Sometimes, workers must call upon federal authorities to address safety hazards that employers refuse to correct. These brave individuals are often referred to as whistleblowers. Whistleblowers are protected from employer retaliation under the law.
What constitutes retaliation? The Occupational Safety and Health Administration (OSHA) recently clarified and finalized its rule related to whistleblowers and retaliation. Specifically, it now holds that employers violate the law when they “intimidate, threaten, restrain, coerce, blacklist, discharge, disciple, harass, suspend, demote, or in any other manner retaliate against any employee” for reporting an alleged security or safety violation to federal regulators.
OSHA’s latest clarification applies specifically to complaints filed by commercial drivers under the Surface Transportation Assistance Act. However, such whistleblower provisions protect all manner of employees under various federal statutes.

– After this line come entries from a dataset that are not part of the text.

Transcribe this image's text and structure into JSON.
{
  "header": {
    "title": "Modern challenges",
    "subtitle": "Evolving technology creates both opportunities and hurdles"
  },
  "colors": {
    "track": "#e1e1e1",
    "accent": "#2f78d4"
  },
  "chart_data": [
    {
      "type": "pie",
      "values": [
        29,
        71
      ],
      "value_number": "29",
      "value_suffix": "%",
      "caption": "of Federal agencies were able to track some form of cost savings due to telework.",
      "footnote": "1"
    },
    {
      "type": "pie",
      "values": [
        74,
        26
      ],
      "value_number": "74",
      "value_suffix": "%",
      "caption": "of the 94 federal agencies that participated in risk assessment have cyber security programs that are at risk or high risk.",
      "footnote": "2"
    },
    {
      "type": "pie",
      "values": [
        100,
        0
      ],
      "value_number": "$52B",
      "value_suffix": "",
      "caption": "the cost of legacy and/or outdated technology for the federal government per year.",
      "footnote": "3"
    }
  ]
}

It is important to note that those seeking whistleblower protections must have first “sought from the employer – and been unable to obtain – correction of the hazardous safety or security condition.” After correction is sought and a complaint has been filed with federal authorities, employees are further protected during any investigation that may result.
When workers advocate for their own safety and the safety of others, devastating work injuries and fatalities can be avoided. The law protects these workers from retaliation, provided that they take a few necessary steps.